Nós, porém, adoramos dramatizar o agora. Transformamos qualquer detalhe em assunto urgente, como se o universo inteiro estivesse à beira de um colapso caso não respondêssemos imediatamente a tudo. Nessa ópera improvisada, o trivial veste capa de super-herói, e o importante se recolhe como um sábio que entende que barulho não é sinônimo de relevância.
Há momentos em que percebemos que vivemos no modo “corre que o mundo acaba na terça”. É um ritmo curioso, quase cômico, em que nós mesmos alimentamos a ilusão de que cada microtarefa é um meteoro em queda. Enquanto isso, o essencial — imperturbável — pede um café, cruza as pernas e aguarda nosso retorno do frenesi.
E é justamente nessa espera que mora uma espécie de ironia elegante. Porque o importante sabe que cedo ou tarde nós voltamos para ele, meio cansados, meio tontos, mas sempre em busca do que realmente sustenta nossas histórias. Ele não reclama, não faz escândalo, só continua ali, firme, pois em algum momento desta dança aleatória das urgências, ele emergirá, exigindo de nós a atenção meritória.
Nós, por nossa vez, seguimos tropeçando entre prioridades inventadas e obrigações que se multiplicam como coelhos.
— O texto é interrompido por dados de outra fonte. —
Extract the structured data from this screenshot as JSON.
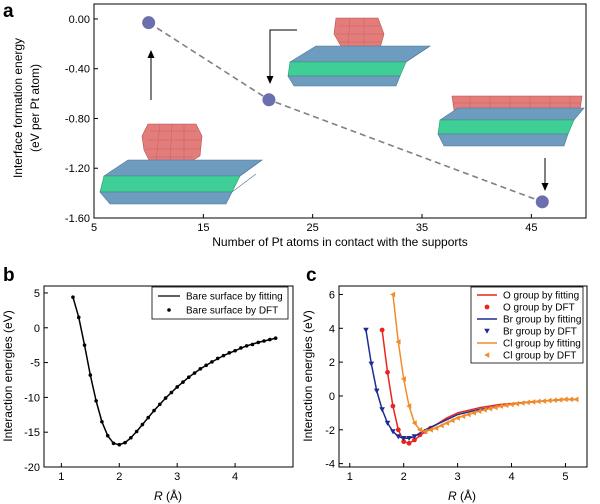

É engraçado notar como conseguimos lotar nossos dias de coisas que não têm peso, mas carregam uma pressa teatral. Talvez seja essa mania nossa de enfeitar o irrelevante com holofotes.
No fim, quando o turbilhão se acalma, percebemos que o essencial nunca saiu do lugar. Apenas esperou, com um café morno e a serenidade de quem sabe que nós sempre retornamos. Não porque somos disciplinados, mas porque, entre tantas corridas, reconhecemos que há coisas que não gritam — mas sustentam tudo.